Tuesday, June 16, 2015

Elisabeth Elliot, a life worth considering.



http://www.elizabethbakerbooks.com/Quotes/Elizabeth%202%20Elliott.jpgMy sister was scrolling through her phone and made a comment that has left my thoughts full, “Elisabeth Elliot died today.” I knew she was near the end of life and battling alzheimer’s disease. In the back of my mind I knew I would hear this news soon. Ironically, I got a push notification the other day on my phone from a news app that informed me that Jeb Bush, a presidential candidate, considers himself “an introvert.” I guess that would be considered critical to announce? But sadly I saw nothing on a newsfeed to inform me of the death of a hero. Kim and I sat as she read me a summary of Elisabeth’s life. All I could think about was how fixed she was on this one cause: “Your Kingdom come, Your will be done, on earth as it is in heaven.” From a young age it was modeled out by her missionary parents, “We will live and breathe for the cause of Christ.” The fire was lit inside of her and continued to grow in power and heat all through her life. The telltale sign that informs me of this, though not ever knowing this woman personally, is that her life was that of sacrifice, risk, and purpose. Like a sower scattering seed in an open field, her life was driven to make things grow all over the planet.

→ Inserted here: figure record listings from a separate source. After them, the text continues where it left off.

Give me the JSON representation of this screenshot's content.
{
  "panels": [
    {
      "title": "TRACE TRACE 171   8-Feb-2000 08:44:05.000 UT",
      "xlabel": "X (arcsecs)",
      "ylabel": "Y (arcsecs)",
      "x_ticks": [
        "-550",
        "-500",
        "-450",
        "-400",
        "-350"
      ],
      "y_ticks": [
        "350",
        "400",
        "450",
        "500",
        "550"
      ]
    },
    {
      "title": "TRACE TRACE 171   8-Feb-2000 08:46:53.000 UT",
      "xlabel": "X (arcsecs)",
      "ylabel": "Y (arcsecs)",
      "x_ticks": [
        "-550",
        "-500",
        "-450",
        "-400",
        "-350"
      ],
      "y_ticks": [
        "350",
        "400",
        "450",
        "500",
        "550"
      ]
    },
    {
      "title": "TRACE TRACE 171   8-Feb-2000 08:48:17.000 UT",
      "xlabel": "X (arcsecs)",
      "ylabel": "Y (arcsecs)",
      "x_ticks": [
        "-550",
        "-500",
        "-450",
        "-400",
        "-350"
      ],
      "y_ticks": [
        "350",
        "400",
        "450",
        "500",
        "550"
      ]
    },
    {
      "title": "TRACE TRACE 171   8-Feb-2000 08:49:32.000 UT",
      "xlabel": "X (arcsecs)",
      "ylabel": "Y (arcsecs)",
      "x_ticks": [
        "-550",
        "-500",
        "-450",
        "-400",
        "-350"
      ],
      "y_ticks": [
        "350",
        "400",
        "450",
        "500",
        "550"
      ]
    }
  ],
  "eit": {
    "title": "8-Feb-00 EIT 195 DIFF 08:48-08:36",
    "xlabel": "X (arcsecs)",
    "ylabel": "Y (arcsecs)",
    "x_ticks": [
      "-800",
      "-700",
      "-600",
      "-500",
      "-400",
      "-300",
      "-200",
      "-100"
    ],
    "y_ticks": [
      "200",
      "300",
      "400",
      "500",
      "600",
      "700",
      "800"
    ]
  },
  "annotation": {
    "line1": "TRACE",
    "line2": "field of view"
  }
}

Elisabeth Elliott took seriously the Great Commission and without hesitation, churned with this motive up until her dying day.

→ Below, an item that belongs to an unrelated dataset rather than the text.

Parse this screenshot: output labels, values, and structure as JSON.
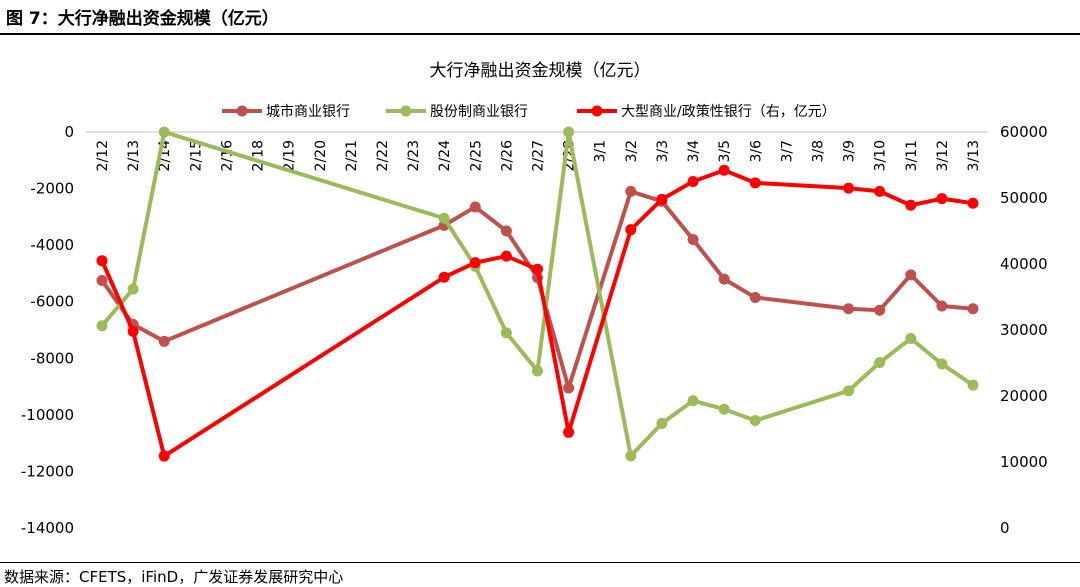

I began reading an article in Psychology Today about reinventing ourselves in the later years of our lives. The author spoke of the need to evaluate and reshape ourselves as our lives move forward in time. I am quite sure Elisabeth had the same primary goal, but after being battered by loss and a catalyst for change to a primitive people, her life took a different shape as the years went on. What hit me from this article was something rather simple. If we don’t have a purpose to our lives, higher than our own comfort and ease, we will atrophy. One comment stood out to me from Art Markman a professor of psychology from University of Texas at Austin, “If you don’t have a long-term goals you run the risk of doing lots of little things every day--cleaning the house, sending emails, catching up on TV--without ever making a contribution to your future.” This becomes a feeling of purposelessness. Translated for those of us who are believers, if we don’t contribute to the cause we are called to be a part of, we will shrink our lives down to nothing important. Our time will waste away on Youtube, Facebook and online shopping. Hours and hours that add up to days and days

Our goals should not just be about what the article titles “our future,” as that can be as self-serving as our present laziness and distraction. For those of us who believe that Jesus was really the Son of God, we must see ourselves as agents of bringing heaven to earth. Elisabeth Elliot wasn’t perfect with this call. Nor is anyone. Each morning we must call out to the Spirit of God to develop a beatitudes lifestyle, to make us people who love our enemies and our family, to give us freedom from self-absorption, to wrap us in the humility of Christ, to want the same things that Jesus wanted and to hate the same things He hated. This surrender is essential to growth. It is sadly true that we can know the Lord’s salvation, understand the problem of sin, get that the cross of Christ is our means to salvation, and live never truly embracing it as it was meant to be. We could die and go to heaven and yet never have lived the life on earth we were called to live. most of us check our email more than we read Scripture, too many times we watch youtube more than we pray. An atrophied life.

This is why stories like Elisabeth Elliot’s should be told. We need something to aim for.